1031 Tax Exchange

In 1991, the IRS issued a publication which gave the specifics of the 1031 tax exchange rule.  This short article will focus upon the qualifications you need to meet to qualify for a 1031 tax exchange.

It is very hard sometimes to find a property which you will want to hold in your real estate portfolio for a long period of time when you know that you have a fast approaching deadline.  This article will focus upon locating a tax exchange database as this might provide a list of properties which you may be interested in.

The current identification rules represent a compromise which was proposed by the IRS and adopted in 1984. Prior to that time there were no time-related guidelines. The current 45-day provision was created to eliminate questions about the time period for identification and there is absolutely no flexibility written into the rule and no extensions are available.

The most conservative  investors would  advise you not to refinance until a considerable time post-closing (maybe  as long as two years), in order to make absolutely sure that you’re in compliance with the intent of Section 1031.  The popular mindset amongst  more liberal minded contingency of  investors, however, is to assume that the closing on the purchase of your replacement  marks the definitive ending  of to the 1031 process, and so an investor need not fret over the substantiation of the exchange from there onward.  For a property investor who perceives the 1031 process from this vantage point, it is irrelevant how long one waits to refinance a 1031 replacement property, and many investors will elect to do so directly after the closing .

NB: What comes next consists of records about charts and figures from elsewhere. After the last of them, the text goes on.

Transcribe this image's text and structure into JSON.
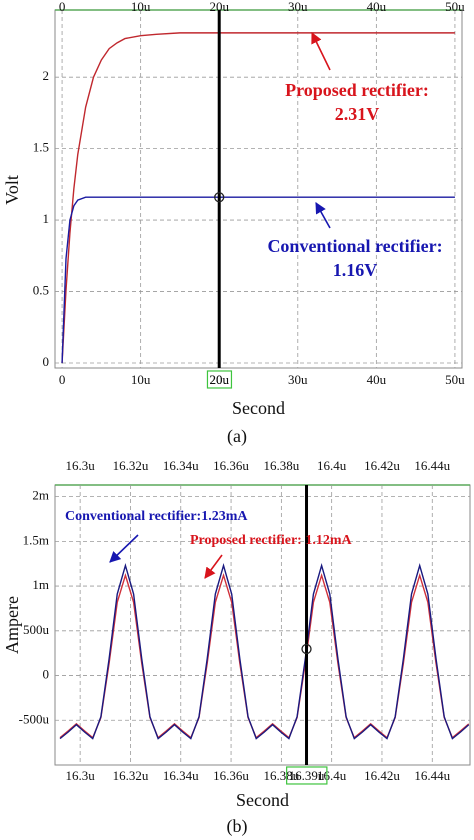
{
  "chart_data": [
    {
      "type": "line",
      "caption": "(a)",
      "xlabel": "Second",
      "ylabel": "Volt",
      "x": [
        0,
        0.5,
        1,
        1.5,
        2,
        3,
        4,
        5,
        6,
        7,
        8,
        10,
        12,
        15,
        20,
        30,
        40,
        50
      ],
      "series": [
        {
          "name": "Proposed rectifier",
          "color": "#c0282e",
          "values": [
            0,
            0.51,
            0.91,
            1.22,
            1.46,
            1.79,
            2.0,
            2.12,
            2.2,
            2.24,
            2.27,
            2.29,
            2.3,
            2.31,
            2.31,
            2.31,
            2.31,
            2.31
          ]
        },
        {
          "name": "Conventional rectifier",
          "color": "#1a1aa0",
          "values": [
            0,
            0.73,
            1.0,
            1.1,
            1.14,
            1.16,
            1.16,
            1.16,
            1.16,
            1.16,
            1.16,
            1.16,
            1.16,
            1.16,
            1.16,
            1.16,
            1.16,
            1.16
          ]
        }
      ],
      "xlim": [
        -0.9,
        50.9
      ],
      "ylim": [
        -0.035,
        2.47
      ],
      "xticks": [
        0,
        {
          "value": 10,
          "label": "10u"
        },
        {
          "value": 20,
          "label": "20u"
        },
        {
          "value": 30,
          "label": "30u"
        },
        {
          "value": 40,
          "label": "40u"
        },
        {
          "value": 50,
          "label": "50u"
        }
      ],
      "yticks": [
        0,
        0.5,
        1,
        1.5,
        2
      ],
      "grid": true,
      "cursor_x": 20,
      "cursor_label": "20u",
      "annotations": [
        {
          "lines": [
            "Proposed rectifier:",
            "2.31V"
          ],
          "color": "#d8141c"
        },
        {
          "lines": [
            "Conventional rectifier:",
            "1.16V"
          ],
          "color": "#1717b0"
        }
      ]
    },
    {
      "type": "line",
      "caption": "(b)",
      "xlabel": "Second",
      "ylabel": "Ampere",
      "x": [
        16.292,
        16.29525,
        16.2985,
        16.30175,
        16.305,
        16.30825,
        16.3115,
        16.31475,
        16.318,
        16.32125,
        16.3245,
        16.32775,
        16.331,
        16.33425,
        16.3375,
        16.34075,
        16.344,
        16.34725,
        16.3505,
        16.35375,
        16.357,
        16.36025,
        16.3635,
        16.36675,
        16.37,
        16.37325,
        16.3765,
        16.37975,
        16.383,
        16.38625,
        16.3895,
        16.39275,
        16.396,
        16.39925,
        16.4025,
        16.40575,
        16.409,
        16.41225,
        16.4155,
        16.41875,
        16.422,
        16.42525,
        16.4285,
        16.43175,
        16.435,
        16.43825,
        16.4415,
        16.44475,
        16.448,
        16.45125,
        16.4545
      ],
      "series": [
        {
          "name": "Proposed rectifier",
          "color": "#d0303a",
          "values": [
            -0.695,
            -0.619,
            -0.54,
            -0.619,
            -0.695,
            -0.47,
            0.135,
            0.819,
            1.12,
            0.819,
            0.135,
            -0.47,
            -0.695,
            -0.619,
            -0.54,
            -0.619,
            -0.695,
            -0.47,
            0.135,
            0.819,
            1.12,
            0.819,
            0.135,
            -0.47,
            -0.695,
            -0.619,
            -0.54,
            -0.619,
            -0.695,
            -0.47,
            0.135,
            0.819,
            1.12,
            0.819,
            0.135,
            -0.47,
            -0.695,
            -0.619,
            -0.54,
            -0.619,
            -0.695,
            -0.47,
            0.135,
            0.819,
            1.12,
            0.819,
            0.135,
            -0.47,
            -0.695,
            -0.619,
            -0.54
          ]
        },
        {
          "name": "Conventional rectifier",
          "color": "#1a1a80",
          "values": [
            -0.705,
            -0.631,
            -0.55,
            -0.631,
            -0.705,
            -0.46,
            0.185,
            0.911,
            1.23,
            0.911,
            0.185,
            -0.46,
            -0.705,
            -0.631,
            -0.55,
            -0.631,
            -0.705,
            -0.46,
            0.185,
            0.911,
            1.23,
            0.911,
            0.185,
            -0.46,
            -0.705,
            -0.631,
            -0.55,
            -0.631,
            -0.705,
            -0.46,
            0.185,
            0.911,
            1.23,
            0.911,
            0.185,
            -0.46,
            -0.705,
            -0.631,
            -0.55,
            -0.631,
            -0.705,
            -0.46,
            0.185,
            0.911,
            1.23,
            0.911,
            0.185,
            -0.46,
            -0.705,
            -0.631,
            -0.55
          ]
        }
      ],
      "xlim": [
        16.29,
        16.455
      ],
      "ylim": [
        -1.0,
        2.13
      ],
      "xticks": [
        {
          "value": 16.3,
          "label": "16.3u"
        },
        {
          "value": 16.32,
          "label": "16.32u"
        },
        {
          "value": 16.34,
          "label": "16.34u"
        },
        {
          "value": 16.36,
          "label": "16.36u"
        },
        {
          "value": 16.38,
          "label": "16.38u"
        },
        {
          "value": 16.4,
          "label": "16.4u"
        },
        {
          "value": 16.42,
          "label": "16.42u"
        },
        {
          "value": 16.44,
          "label": "16.44u"
        }
      ],
      "yticks": [
        {
          "value": -0.5,
          "label": "-500u"
        },
        0,
        {
          "value": 0.5,
          "label": "500u"
        },
        {
          "value": 1,
          "label": "1m"
        },
        {
          "value": 1.5,
          "label": "1.5m"
        },
        {
          "value": 2,
          "label": "2m"
        }
      ],
      "grid": true,
      "cursor_x": 16.39,
      "cursor_label": "16.39u",
      "annotations": [
        {
          "lines": [
            "Conventional rectifier:1.23mA"
          ],
          "color": "#1717b0"
        },
        {
          "lines": [
            "Proposed rectifier: 1.12mA"
          ],
          "color": "#d8141c"
        }
      ]
    }
  ]
}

In contrast to the usual transfer of property due to a normal sale, the seller of a 1031 exchange property does not receive any cash proceeds. In fact, the entire exchange process is handled by a third party known as a Qualified Intermediary (QI). This party or person cannot be a family member, business associate, or similar individual. In fact, the QI is usually a representative of a business entity that exists solely for the purpose of acting as an independent and professional facilitator of 1031 exchanges. The appointed QI serves as liaison between the parties involved in the transaction at every step, including delivering deed and title.

The most conservative  investors would  advise you not to refinance until a considerable time post-closing (maybe  as long as two years), in order to make absolutely sure that you’re in compliance with the intent of Section 1031.  The popular mindset amongst  more liberal minded contingency of  investors, however, is to assume that the closing on the purchase of your replacement  marks the definitive ending  of to the 1031 process, and so an investor need not fret over the substantiation of the exchange from there onward.  For a property investor who perceives the 1031 process from this vantage point, it is irrelevant how long one waits to refinance a 1031 replacement property, and many investors will elect to do so directly after the closing .

Hopefully this article has given you insight into the specifics of the 1031 tax exchange rule.  The information can be confusing but that is where you will pay for the services of a qualified intermediary who can help guide you through this process.